Wolfgang Tiefensee, glückloser Bundesverkehrsminister, will heute den Fortschritt der Verkehrsprojekte Deutsche Einheit (VDE) vorstellen. Ein 40 38,8 Milliarden Euro-Programm, dass bereits 1991 aufgelegt wurde und bis heute nicht vollständig erledigt ist. Insgesamt 17 Straßen-, Schienen – und Wasserwegeprojekte sollten die Verbindungen zwischen West- und Ostdeutschland verbessern.
Paradebeispiel für die zum Teil mangelhafte Umsetzung ist das VDE Nr. 1 – die Bahnstrecken von Lübeck/Hagenow über Rostock nach Stralsund. Die Projektvorstellung und ihr Scheitern gibt es auch hier. Denn da schreibt die Bahn als ausführendes Unternehmen, man wolle bis 2006 fertig sein. Pustekuchen! An der Strecke wird immer noch, immer mal wieder gebaut. Und dann auch nicht so, wie es ursprünglich mal vorgesehen war. Nix ist mit durchgehenden zwei Gleisen, Elektrifizierung und Geschwindigkeiten bis zu 160km/h.
Die Bahn hat einen Flickenteppich zusammengeschustert. Zwischen Lübeck und Bad Kleinen ist die Teilstrecke des VDE Nr.1 nur eingleisig und dort müssen Dieseltriebwagen fahren, weil der Fahrdraht fehlt. Zwischen Rostock und Ribnitz-Damgarten ist bis auf den Abriss von Ausweichmöglichkeiten und ein paar neuen Weichen bisher nichts passiert. Die Züge ruckeln dort durch mehrere Langsamfahrstellen und nicht schneller als 120 Stundenkilometer. Ab Ribnitz-Damgarten West geht’s dann auf neuen Gleisen weiter mit 160km/h, aber das zweite Gleis fehlt. Immer wieder hieß es, das Zusatzgleis könne man bei Bedarf ja noch einbauen. Platz genug hat man zumindest gelassen.
Auf dem südlichen Abschnitt zwischen Hagenow und Bützow ist schon einiges passiert. Dort war die Strecke auch schon zweigleisig und elektrifiziert. Der Bahnhof Schwerin ist komplett überholt worden, neue Gleise liegen bis nach Hagenow und neuer Fahrdraht hängt auch. Von Ventschow bis Warnow ist die Strecke modernisiert oder wird gerade saniert. Rund um den wichtigen Kreuzugsbahnhof Bad Kleinen allerdings vernichtet die Bahn alle Fahrzeitgewinne, die die Züge auf den ausgebauten Abschnitten herausholen, denn die Anlagen im Bahnhof Bad Kleinen sind alt und verschlissen und die Anfahrt sowohl aus Richtung Schwerin als auch Rostock muss langsam erfolgen. Die Streckengeschwindigkeit ist wegen des Zustands der Gleise dauerhaft abgesenkt.

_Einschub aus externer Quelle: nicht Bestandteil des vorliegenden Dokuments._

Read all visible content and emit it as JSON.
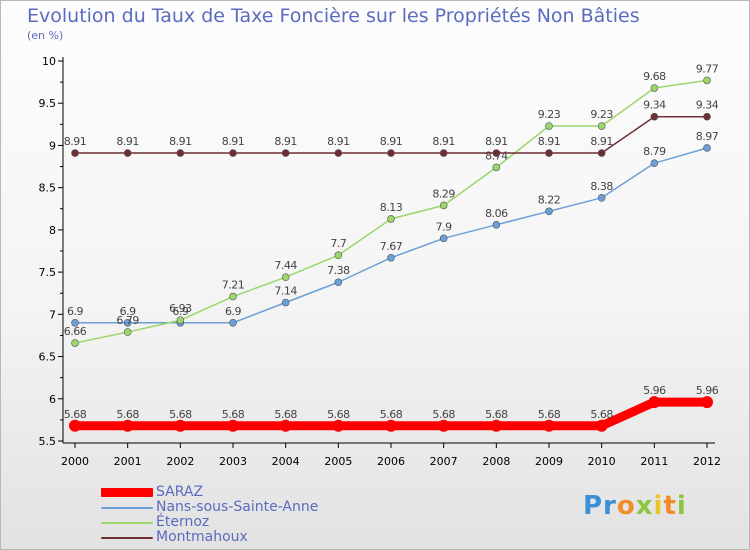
{
  "chart_data": {
    "type": "line",
    "title": "Evolution du Taux de Taxe Foncière sur les Propriétés Non Bâties",
    "subtitle": "(en %)",
    "x": [
      "2000",
      "2001",
      "2002",
      "2003",
      "2004",
      "2005",
      "2006",
      "2007",
      "2008",
      "2009",
      "2010",
      "2011",
      "2012"
    ],
    "ylim": [
      5.5,
      10
    ],
    "yticks": [
      "5.5",
      "6",
      "6.5",
      "7",
      "7.5",
      "8",
      "8.5",
      "9",
      "9.5",
      "10"
    ],
    "grid": false,
    "legend_position": "bottom-left",
    "series": [
      {
        "name": "SARAZ",
        "color": "#ff0000",
        "values": [
          5.68,
          5.68,
          5.68,
          5.68,
          5.68,
          5.68,
          5.68,
          5.68,
          5.68,
          5.68,
          5.68,
          5.96,
          5.96
        ],
        "labels": [
          "5.68",
          "5.68",
          "5.68",
          "5.68",
          "5.68",
          "5.68",
          "5.68",
          "5.68",
          "5.68",
          "5.68",
          "5.68",
          "5.96",
          "5.96"
        ]
      },
      {
        "name": "Nans-sous-Sainte-Anne",
        "color": "#6a9fd8",
        "values": [
          6.9,
          6.9,
          6.9,
          6.9,
          7.14,
          7.38,
          7.67,
          7.9,
          8.06,
          8.22,
          8.38,
          8.79,
          8.97
        ],
        "labels": [
          "6.9",
          "6.9",
          "6.9",
          "6.9",
          "7.14",
          "7.38",
          "7.67",
          "7.9",
          "8.06",
          "8.22",
          "8.38",
          "8.79",
          "8.97"
        ]
      },
      {
        "name": "Éternoz",
        "color": "#9ad66b",
        "values": [
          6.66,
          6.79,
          6.93,
          7.21,
          7.44,
          7.7,
          8.13,
          8.29,
          8.74,
          9.23,
          9.23,
          9.68,
          9.77
        ],
        "labels": [
          "6.66",
          "6.79",
          "6.93",
          "7.21",
          "7.44",
          "7.7",
          "8.13",
          "8.29",
          "8.74",
          "9.23",
          "9.23",
          "9.68",
          "9.77"
        ]
      },
      {
        "name": "Montmahoux",
        "color": "#6e2e33",
        "values": [
          8.91,
          8.91,
          8.91,
          8.91,
          8.91,
          8.91,
          8.91,
          8.91,
          8.91,
          8.91,
          8.91,
          9.34,
          9.34
        ],
        "labels": [
          "8.91",
          "8.91",
          "8.91",
          "8.91",
          "8.91",
          "8.91",
          "8.91",
          "8.91",
          "8.91",
          "8.91",
          "8.91",
          "9.34",
          "9.34"
        ]
      }
    ]
  },
  "logo_text": "Proxiti"
}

Geradezu putzig ist die Zielstellung bei der Reisezeit zwischen Lübeck und Stralsund. Die sollte mit dem VDE Nr.1 auf 2 Stunden sinken. Sie liegt derzeit bei 2 Stunden 53 Minuten. Das ist sogar wieder langsamer als noch vor einem Jahr.
Ich bin gespannt, was Herr Tiefensee heute zum VDE Nr. 1 sagen wird.